Último lançamento da britânica Caitlin Moran, Do que é feita uma garota, mistura autobiografia e ficção, presenteando o leitor com uma personagem problemática, incômoda – e apaixonante
Depois do sucesso de Como Ser Mulher, seu “manifesto feminista”, Caitlin Moran embarca no mundo dos romances. Ou quase. Publicado como obra de ficção, Do que é feita uma garota é praticamente um livro de memórias da autora, que doou suas lembranças de adolescente – da família pobre e numerosa às aventuras como crítica musical – a uma protagonista de 14 anos, Johanna Morrigan.
Cheia de irmãos, com uma mãe sofrendo de depressão pós-parto e um pai impossibilitado de trabalhar e sempre meio bêbado, Johanna não é nossa heroína de contos de fadas. Ela está cansada. Não aguenta mais os delírios de seu velho pai de que, um dia, ele será um astro do rock. Não quer mais dividir o quarto com dois irmãos. Está farta da vidinha miserável que leva, na qual o melhor momento do dia pode ser o furto de um desodorante. Johanna tem bem claro em sua cabeça do que ela precisa: dinheiro. A vitória em uma pequena competição de escrita parece ser o início de seu estrelato, mas em uma bem-humorada reviravolta na trama, a conquista leva a garota a passar a maior vergonha de sua vida na televisão local. E é então que, desorientada, Johanna decide morrer. Mas não de verdade.
O que a protagonista quer fazer é enterrar, de uma vez por todas, Johanna Morrigan. E virar uma pessoa completamente diferente. Novos gostos, visuais, sucessos. Surge, então, a sua nova persona, Dolly Wilde, pronta para levar uma vida como mulher madura, endinheirada e poderosa. Tornar-se uma deusa do sexo.
É importante dizer que Dolly não é agradável – o que não é um problema para a narrativa. Aliás, esse é o fator que carrega o livro nas costas. A obra lembra de Bad Feminist (ainda sem prazo de lançamento no Brasil), em que Roxane Gay traz um ensaio sobre a importância de personagens femininas desagradáveis, porém não vilanizadas. Personagens problemáticas, mas que merecem a atenção do leitor, porque elas levam vidas interessantes. Lendo a história de Dolly Wilde, é impossível discordar. Ela é inconsequente, imatura, atrapalhada, mentirosa e, por vezes, má. Consegue um trabalho resenhando shows e discos para uma revista musical, e passa a aniquilar todas as bandas que avalia. É com prazer que Dolly conta a emoção de sair munida com um bloco de anotações e um sorriso sarcástico, já preparada para acabar com a carreira daqueles músicos – nas palavras dela, “eviscerá-los“. E, aqui, fica claro o quanto a autora coloca de si em sua criação.

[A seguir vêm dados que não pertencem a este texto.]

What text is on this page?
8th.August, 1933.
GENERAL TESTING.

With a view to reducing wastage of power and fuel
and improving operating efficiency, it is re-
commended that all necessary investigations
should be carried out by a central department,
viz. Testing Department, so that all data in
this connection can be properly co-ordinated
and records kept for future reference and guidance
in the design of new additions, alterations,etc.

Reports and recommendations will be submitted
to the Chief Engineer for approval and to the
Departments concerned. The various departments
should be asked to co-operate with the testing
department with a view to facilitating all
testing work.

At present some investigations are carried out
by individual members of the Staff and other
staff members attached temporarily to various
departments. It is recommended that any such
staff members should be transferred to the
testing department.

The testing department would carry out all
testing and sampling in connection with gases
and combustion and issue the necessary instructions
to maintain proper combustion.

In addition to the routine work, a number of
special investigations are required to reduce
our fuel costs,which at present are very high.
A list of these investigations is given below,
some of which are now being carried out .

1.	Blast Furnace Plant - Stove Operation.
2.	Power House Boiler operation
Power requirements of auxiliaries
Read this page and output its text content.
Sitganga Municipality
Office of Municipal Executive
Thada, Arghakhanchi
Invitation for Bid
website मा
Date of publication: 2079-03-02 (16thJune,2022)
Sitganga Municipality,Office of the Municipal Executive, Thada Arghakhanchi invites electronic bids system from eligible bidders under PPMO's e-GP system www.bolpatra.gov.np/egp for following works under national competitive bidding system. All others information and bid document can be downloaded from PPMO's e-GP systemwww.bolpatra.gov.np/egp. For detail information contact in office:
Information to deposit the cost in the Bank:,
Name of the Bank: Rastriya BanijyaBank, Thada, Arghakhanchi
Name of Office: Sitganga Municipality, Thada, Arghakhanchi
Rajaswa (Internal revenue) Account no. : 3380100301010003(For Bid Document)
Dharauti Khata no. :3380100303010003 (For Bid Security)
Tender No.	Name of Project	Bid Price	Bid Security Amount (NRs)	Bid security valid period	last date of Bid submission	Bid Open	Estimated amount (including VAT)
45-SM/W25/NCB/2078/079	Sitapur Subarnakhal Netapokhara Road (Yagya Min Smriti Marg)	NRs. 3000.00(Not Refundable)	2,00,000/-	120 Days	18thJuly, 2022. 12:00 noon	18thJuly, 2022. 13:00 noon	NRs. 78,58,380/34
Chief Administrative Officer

Na coletânea de ensaios Moranthology (lançada apenas em inglês), Moran comenta sobre a própria carreira como crítica musical. Envergonhada, faz referência a um de seus textos, publicado quando era adolescente. Na resenha, ela os acusou de serem “revoltantes: responsáveis pelo clima musical em que as bandas se arrastam em suas barrigas com apenas três acordes”. O texto é pontuado com adjetivos como “revoltante” e “pútrido”, e termina com a sugestão de que o vocalista deveria se matar. Isso é o que Caitlin Moran viveu, e é assim que ela constrói Dolly. No entanto, há algo que nos impede de abandonar sua história: ela é tão humana. Faz isso tudo porque se sente sozinha, insegura, incapaz, culpada. Quer o amor. Uma vida mais fácil para os pais. Quer gostar da imagem que vê no espelho. E por ser tão real, é impossível não torcer por ela. Mesmo com todas as cabeçadas que ela dá no livro. E são muitas. Mesmo. Mas vibramos por ela. E, acima de tudo, rimos com ela.

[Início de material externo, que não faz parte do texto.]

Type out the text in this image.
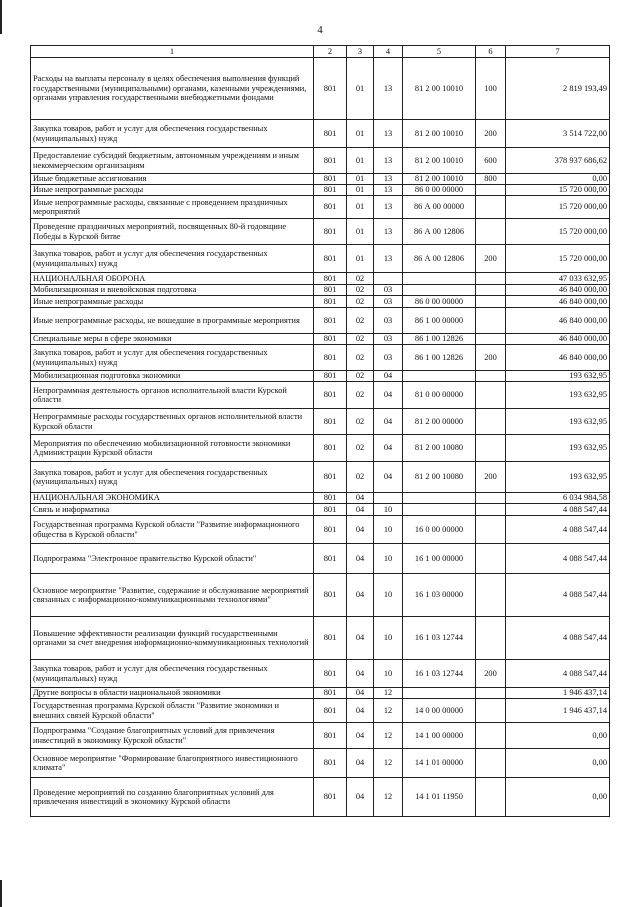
4
1	2	3	4	5	6	7
Расходы на выплаты персоналу в целях обеспечения выполнения функций государственными (муниципальными) органами, казенными учреждениями, органами управления государственными внебюджетными фондами	801	01	13	81 2 00 10010	100	2 819 193,49
Закупка товаров, работ и услуг для обеспечения государственных (муниципальных) нужд	801	01	13	81 2 00 10010	200	3 514 722,00
Предоставление субсидий бюджетным, автономным учреждениям и иным некоммерческим организациям	801	01	13	81 2 00 10010	600	378 937 686,62
Иные бюджетные ассигнования	801	01	13	81 2 00 10010	800	0,00
Иные непрограммные расходы	801	01	13	86 0 00 00000		15 720 000,00
Иные непрограммные расходы, связанные с проведением праздничных мероприятий	801	01	13	86 А 00 00000		15 720 000,00
Проведение праздничных мероприятий, посвященных 80-й годовщине Победы в Курской битве	801	01	13	86 А 00 12806		15 720 000,00
Закупка товаров, работ и услуг для обеспечения государственных (муниципальных) нужд	801	01	13	86 А 00 12806	200	15 720 000,00
НАЦИОНАЛЬНАЯ ОБОРОНА	801	02				47 033 632,95
Мобилизационная и вневойсковая подготовка	801	02	03			46 840 000,00
Иные непрограммные расходы	801	02	03	86 0 00 00000		46 840 000,00
Иные непрограммные расходы, не вошедшие в программные мероприятия	801	02	03	86 1 00 00000		46 840 000,00
Специальные меры в сфере экономики	801	02	03	86 1 00 12826		46 840 000,00
Закупка товаров, работ и услуг для обеспечения государственных (муниципальных) нужд	801	02	03	86 1 00 12826	200	46 840 000,00
Мобилизационная подготовка экономики	801	02	04			193 632,95
Непрограммная деятельность органов исполнительной власти Курской области	801	02	04	81 0 00 00000		193 632,95
Непрограммные расходы государственных органов исполнительной власти Курской области	801	02	04	81 2 00 00000		193 632,95
Мероприятия по обеспечению мобилизационной готовности экономики Администрации Курской области	801	02	04	81 2 00 10080		193 632,95
Закупка товаров, работ и услуг для обеспечения государственных (муниципальных) нужд	801	02	04	81 2 00 10080	200	193 632,95
НАЦИОНАЛЬНАЯ ЭКОНОМИКА	801	04				6 034 984,58
Связь и информатика	801	04	10			4 088 547,44
Государственная программа Курской области "Развитие информационного общества в Курской области"	801	04	10	16 0 00 00000		4 088 547,44
Подпрограмма "Электронное правительство Курской области"	801	04	10	16 1 00 00000		4 088 547,44
Основное мероприятие "Развитие, содержание и обслуживание мероприятий связанных с информационно-коммуникационными технологиями"	801	04	10	16 1 03 00000		4 088 547,44
Повышение эффективности реализации функций государственными органами за счет внедрения информационно-коммуникационных технологий	801	04	10	16 1 03 12744		4 088 547,44
Закупка товаров, работ и услуг для обеспечения государственных (муниципальных) нужд	801	04	10	16 1 03 12744	200	4 088 547,44
Другие вопросы в области национальной экономики	801	04	12			1 946 437,14
Государственная программа Курской области "Развитие экономики и внешних связей Курской области"	801	04	12	14 0 00 00000		1 946 437,14
Подпрограмма "Создание благоприятных условий для привлечения инвестиций в экономику Курской области"	801	04	12	14 1 00 00000		0,00
Основное мероприятие "Формирование благоприятного инвестиционного климата"	801	04	12	14 1 01 00000		0,00
Проведение мероприятий по созданию благоприятных условий для привлечения инвестиций в экономику Курской области	801	04	12	14 1 01 11950		0,00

O texto, divertido e nada antisséptico, constrói situações engraçadas e arranca risadas altas. Vale dizer que boa parte das piadas não deve ressoar com os leitores masculinos, que precisam atravessar páginas e páginas de descrições sobre o que acontece com a vagina da protagonista. Porém, há algumas passagens bem mais profundas, que levam a pensar. A autora conclui seu romance deixando no ar a ideia de que, como o título em inglês sugere (“Como construir uma menina“), uma garota não “nasce garota”. Ela precisa construir a si mesma, do zero. E quebrar a cara, perceber que a fundação está fraca, demolir. Reconstruir.
Caitlin Moran traz uma heroína desagradável, que não presenteia o leitor com um grande sucesso ou um romance de cinema. Ela traz um agrado maior: esperança. Faz pensar que somos todos um pouco errados, mas dá para consertar uma parte. E outra parte continua assim: errada. Mas isso não é problema. Aliás, alguém até pode torcer por nós.